If you were injured while working onboard a vessel, no matter if the vessel was moving or tied up at the dock, you may be able to bring a legal claim for damages under the Jones Act, or other federal maritime law.
Do not accept any settlement offers from your employer or insurance company before you consult with your maritime personal injury lawyer. You are unlikely to receive a fair compensation in the initial offer, especially if you can’t assess the true value of your claim.
To get started, contact a maritime attorney.

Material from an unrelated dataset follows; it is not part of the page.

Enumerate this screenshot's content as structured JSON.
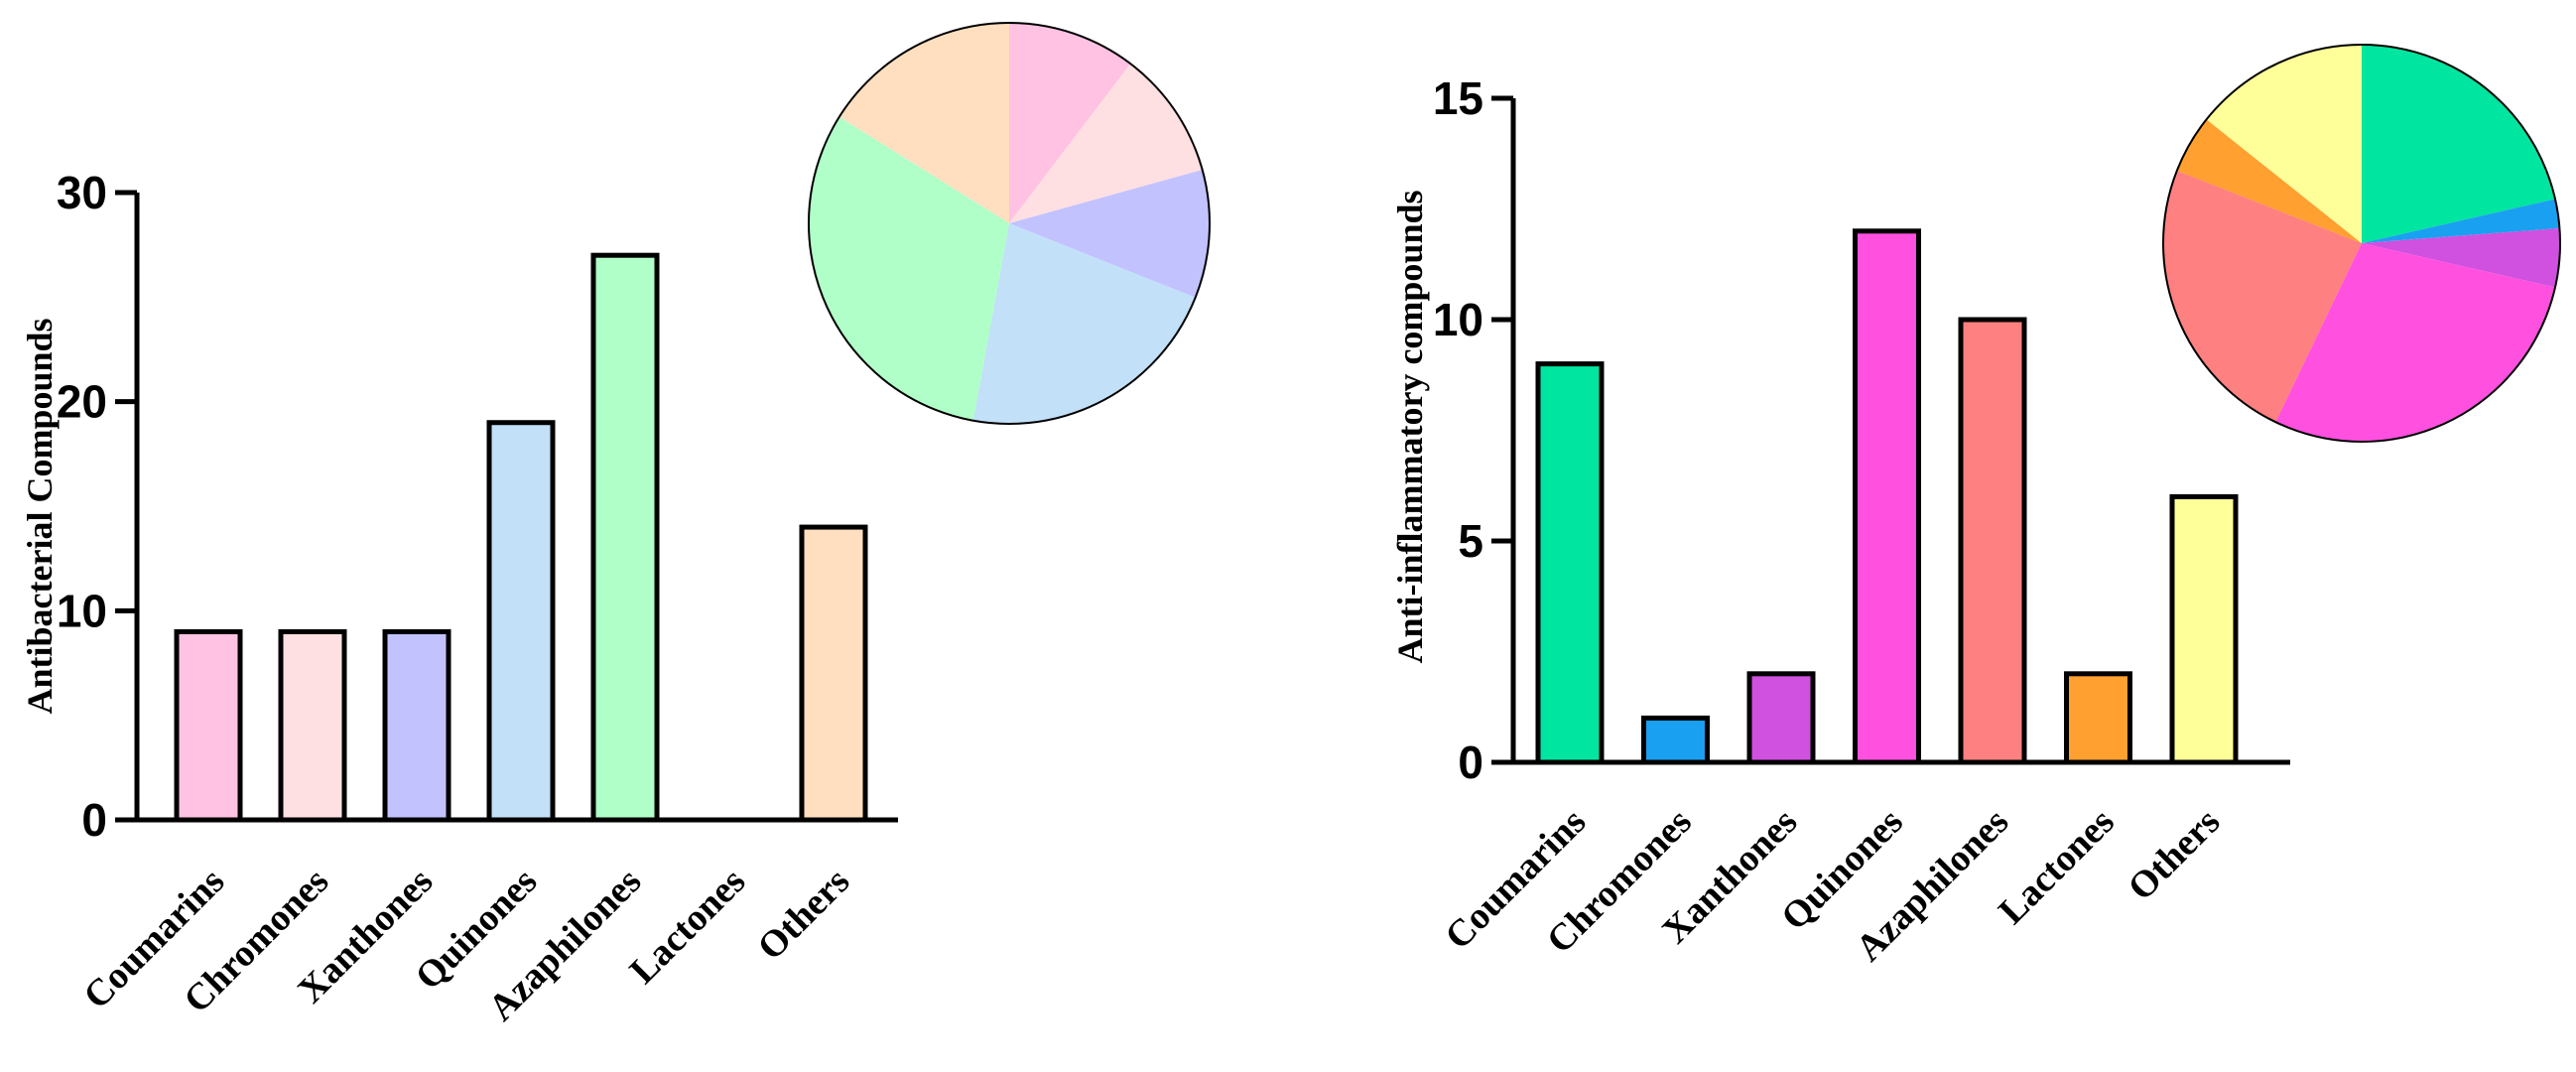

- Chandris, Inc. v. Latsis (1995): Antonios Latsis was employed by Chandris, Inc. as a salaried superintendent engineer. He was responsible for maintaining and updating the electronic and communications equipment on Chandris’ fleet of vessels, which consisted of six passenger cruise ships. He lost substantial vision in one eye after a condition that he developed while, on one of those voyages, it went untreated by the ship’s physician. He sued Chandris for damages for his eye under the Jones Act, which provides negligence for “any seaman” injured “in the course of his employment.”
At trial, Chandris claimed that he had spent 72% of his working time at sea, whereas his immediate supervisor testified that the appropriate figure was closer to 10%. The district court decided this case on the premises that a person is considered a seaman if he/she is permanently aboard or contributes to the mission of the ship. The Second Curcuit Court vacated this judgement on the issue of the definition of a seaman. The plaintiff eventually brought the case to the U.S. Supreme Court, where it received certiorari.
- McDermott International v. Wilander (1991): The plaintiff, Jon Wilander, was employed by McDermott International, Inc. as a paint foreman supervising the sand-blasting and painting of fixed drilling platforms in the Persian Gulf. Though he was assigned to the M/V Gates Tide, a paint boat chartered to McDermott, at the time of his accident Wilander was not on the paint boat, but inspecting a pipe on a fixed drilling platform. When the accident happened, a plug on a pressurized pipe exploded and struck Wilander in the head. Ultimately, the jury rendered a net award of $337,500.